Travel Writing

It was only towards the end of June that I wrote about Frank Gardner’s memoir, Blood & Sand. I may have omitted to mention that I was given three of Frank Gardner’s books for my birthday this year.

I’m glad because he wasn’t an author on my wish list but now I’m enjoying his next, Far Horizons; I can recommend it. It is not in the absolute top drawer of travel writing, a topic visited here pretty exhaustively by me and readers some years ago, but it is definitely better than Gerald Durrell. My guess is that he kept a diary and, on some trips, was paid to write articles for travel supplements. That’s given him the ammo to make a thoroughly enjoyable book. I have succumbed to his easy self-deprecating wit and charm.

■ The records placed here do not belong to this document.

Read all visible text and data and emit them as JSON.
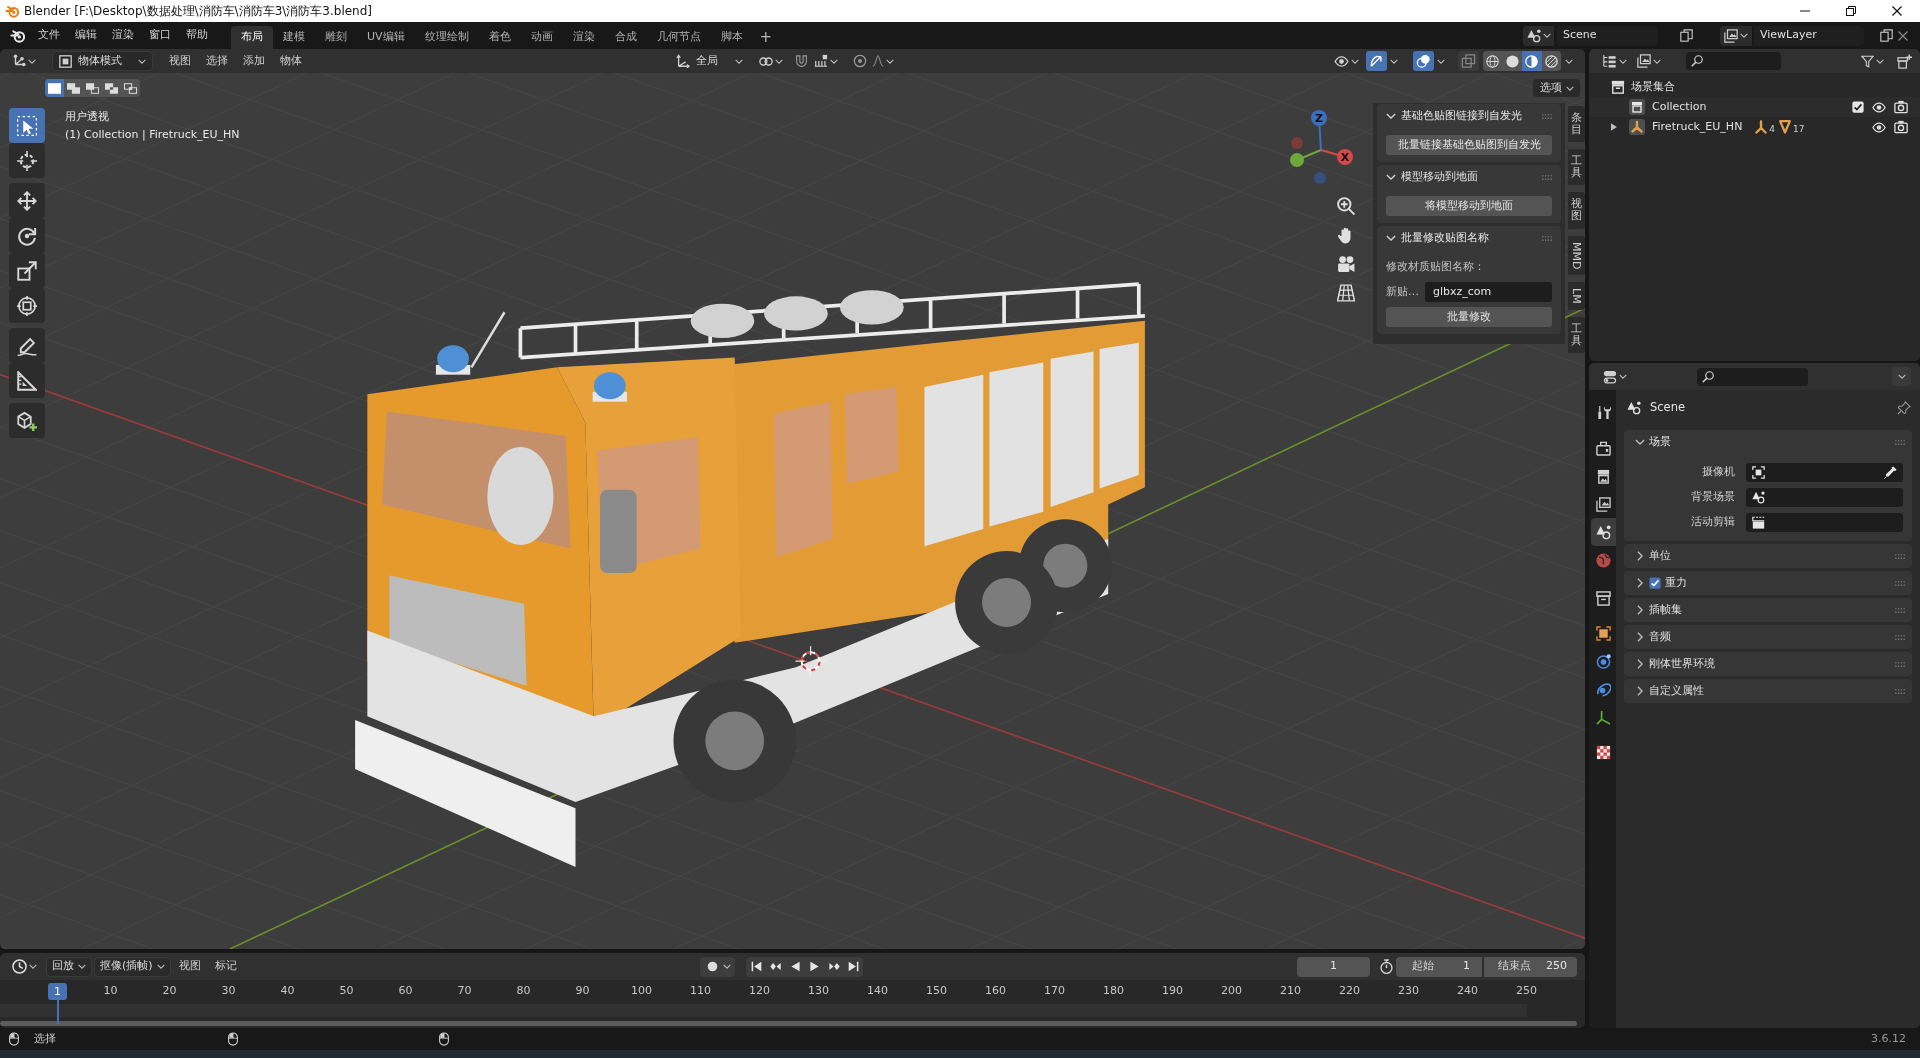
{
  "window": {
    "title": "Blender [F:\\Desktop\\数据处理\\消防车\\消防车3\\消防车3.blend]"
  },
  "menu_bar": {
    "menus": [
      "文件",
      "编辑",
      "渲染",
      "窗口",
      "帮助"
    ],
    "workspaces": [
      {
        "label": "布局",
        "selected": true
      },
      {
        "label": "建模",
        "selected": false
      },
      {
        "label": "雕刻",
        "selected": false
      },
      {
        "label": "UV编辑",
        "selected": false
      },
      {
        "label": "纹理绘制",
        "selected": false
      },
      {
        "label": "着色",
        "selected": false
      },
      {
        "label": "动画",
        "selected": false
      },
      {
        "label": "渲染",
        "selected": false
      },
      {
        "label": "合成",
        "selected": false
      },
      {
        "label": "几何节点",
        "selected": false
      },
      {
        "label": "脚本",
        "selected": false
      }
    ],
    "add_tab": "+",
    "scene": "Scene",
    "view_layer": "ViewLayer"
  },
  "viewport_header": {
    "mode": "物体模式",
    "menus": [
      "视图",
      "选择",
      "添加",
      "物体"
    ],
    "orientation": "全局",
    "toggles": [
      {
        "kind": "gizmo",
        "on": true
      },
      {
        "kind": "overlay",
        "on": true
      },
      {
        "kind": "xray",
        "on": false
      }
    ],
    "shading": [
      {
        "kind": "wireframe",
        "selected": false
      },
      {
        "kind": "solid",
        "selected": false
      },
      {
        "kind": "material",
        "selected": true
      },
      {
        "kind": "rendered",
        "selected": false
      }
    ]
  },
  "tool_settings": {
    "select_modes": [
      {
        "kind": "set",
        "selected": true
      },
      {
        "kind": "extend",
        "selected": false
      },
      {
        "kind": "subtract",
        "selected": false
      },
      {
        "kind": "difference",
        "selected": false
      },
      {
        "kind": "intersect",
        "selected": false
      }
    ],
    "options": "选项"
  },
  "toolbar": [
    {
      "kind": "select",
      "selected": true
    },
    {
      "kind": "cursor",
      "selected": false
    },
    {
      "kind": "move",
      "selected": false
    },
    {
      "kind": "rotate",
      "selected": false
    },
    {
      "kind": "scale",
      "selected": false
    },
    {
      "kind": "transform",
      "selected": false
    },
    {
      "kind": "annotate",
      "selected": false
    },
    {
      "kind": "measure",
      "selected": false
    },
    {
      "kind": "add_cube",
      "selected": false
    }
  ],
  "viewport": {
    "view_name": "用户透视",
    "view_info": "(1) Collection | Firetruck_EU_HN",
    "gizmo_axes": [
      {
        "kind": "z",
        "label": "Z"
      },
      {
        "kind": "x",
        "label": "X"
      }
    ]
  },
  "sidebar": {
    "panels": [
      {
        "title": "基础色贴图链接到自发光",
        "expanded": true,
        "items": [
          {
            "kind": "button",
            "label": "批量链接基础色贴图到自发光"
          }
        ]
      },
      {
        "title": "模型移动到地面",
        "expanded": true,
        "items": [
          {
            "kind": "button",
            "label": "将模型移动到地面"
          }
        ]
      },
      {
        "title": "批量修改贴图名称",
        "expanded": true,
        "items": [
          {
            "kind": "label",
            "text": "修改材质贴图名称："
          },
          {
            "kind": "field",
            "label": "新贴…",
            "value": "glbxz_com"
          },
          {
            "kind": "button",
            "label": "批量修改"
          }
        ]
      }
    ],
    "tabs": [
      "条目",
      "工具",
      "视图",
      "MMD",
      "LM",
      "工具"
    ]
  },
  "outliner": {
    "items": [
      {
        "kind": "scene_collection",
        "label": "场景集合",
        "children": [
          {
            "kind": "collection",
            "label": "Collection",
            "checked": true
          },
          {
            "kind": "object",
            "label": "Firetruck_EU_HN",
            "expanded": false,
            "counts": [
              {
                "kind": "armature",
                "count": "4"
              },
              {
                "kind": "mesh",
                "count": "17"
              }
            ]
          }
        ]
      }
    ]
  },
  "properties": {
    "tabs": [
      {
        "kind": "tool",
        "selected": false
      },
      {
        "kind": "render",
        "selected": false
      },
      {
        "kind": "output",
        "selected": false
      },
      {
        "kind": "view_layer",
        "selected": false
      },
      {
        "kind": "scene",
        "selected": true
      },
      {
        "kind": "world",
        "selected": false
      },
      {
        "kind": "collection",
        "selected": false
      },
      {
        "kind": "object",
        "selected": false
      },
      {
        "kind": "physics",
        "selected": false
      },
      {
        "kind": "constraints",
        "selected": false
      },
      {
        "kind": "data",
        "selected": false
      },
      {
        "kind": "texture",
        "selected": false
      }
    ],
    "context": "Scene",
    "panels": [
      {
        "title": "场景",
        "expanded": true,
        "rows": [
          {
            "kind": "camera",
            "label": "摄像机"
          },
          {
            "kind": "scene",
            "label": "背景场景"
          },
          {
            "kind": "clip",
            "label": "活动剪辑"
          }
        ]
      },
      {
        "title": "单位",
        "expanded": false
      },
      {
        "title": "重力",
        "expanded": false,
        "checked": true
      },
      {
        "title": "插帧集",
        "expanded": false
      },
      {
        "title": "音频",
        "expanded": false
      },
      {
        "title": "刚体世界环境",
        "expanded": false
      },
      {
        "title": "自定义属性",
        "expanded": false
      }
    ]
  },
  "timeline": {
    "menus": [
      {
        "kind": "dropdown",
        "label": "回放"
      },
      {
        "kind": "dropdown",
        "label": "抠像(插帧)"
      },
      {
        "kind": "menu",
        "label": "视图"
      },
      {
        "kind": "menu",
        "label": "标记"
      }
    ],
    "auto_keying": false,
    "current_frame": "1",
    "start_label": "起始",
    "start": "1",
    "end_label": "结束点",
    "end": "250",
    "playhead": "1",
    "ruler": [
      "10",
      "20",
      "30",
      "40",
      "50",
      "60",
      "70",
      "80",
      "90",
      "100",
      "110",
      "120",
      "130",
      "140",
      "150",
      "160",
      "170",
      "180",
      "190",
      "200",
      "210",
      "220",
      "230",
      "240",
      "250"
    ]
  },
  "status_bar": {
    "hint": "选择",
    "version": "3.6.12"
  }
}
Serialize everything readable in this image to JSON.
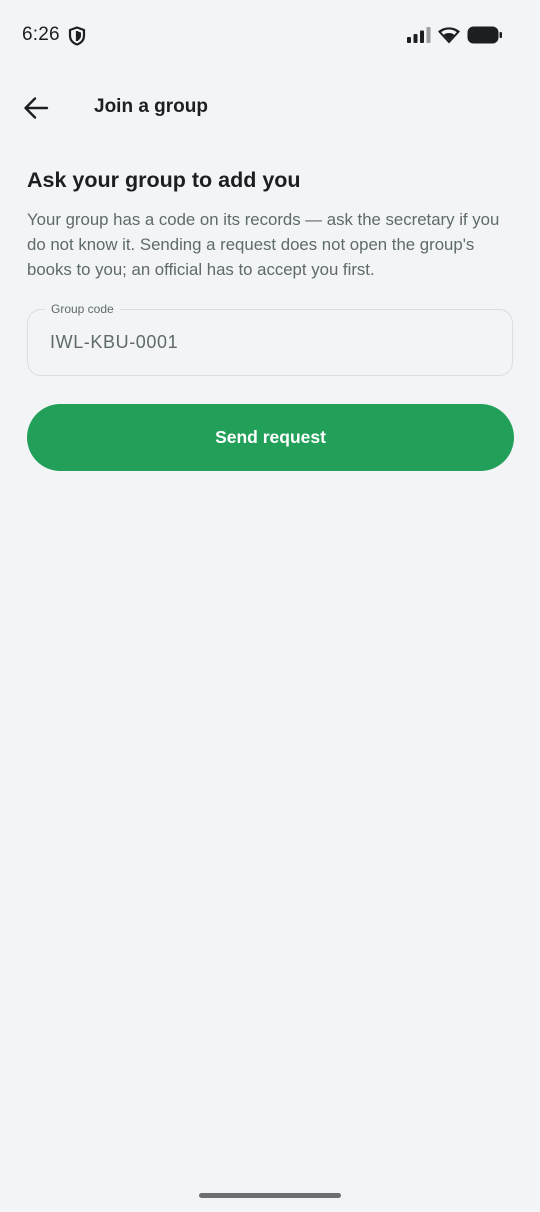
{
  "status_bar": {
    "time": "6:26",
    "icons": [
      "shield-icon",
      "signal-icon",
      "wifi-icon",
      "battery-icon"
    ]
  },
  "app_bar": {
    "back_icon": "arrow-left-icon",
    "title": "Join a group"
  },
  "content": {
    "heading": "Ask your group to add you",
    "description": "Your group has a code on its records — ask the secretary if you do not know it. Sending a request does not open the group's books to you; an official has to accept you first.",
    "group_code_field": {
      "label": "Group code",
      "value": "IWL-KBU-0001"
    },
    "send_button_label": "Send request"
  },
  "colors": {
    "background": "#f2f4f6",
    "accent": "#22a05a",
    "text_primary": "#1c1f22",
    "text_secondary": "#5f6a6a"
  }
}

But we have already disasterously digressed. I have found my notes from a short holiday in September 2002 and I want you to read them, edited but not improved except for grammar and spelling. They are perhaps more interesting because of my poor writing style than their content – although I was a grown-up (48).

Meanwhile, I was at the Summer Exhibition yesterday where visitors can take photographs of every exhibit except two by David Hockney. (Could probably go back to snatch a “grab-shot” if you are desperate.) Today back to Masterpiece to show Robert round. One of the exhibits is a waterfall. I have been told it’s an illusion and is really a wall of gas and I can walk through it – so I’ll be the idiot standing in a puddle of water in a wet linen suit.

Marina Abramovic, Five Stages of Maya Dance, 1- 5 for Masterpiece Presents 2018.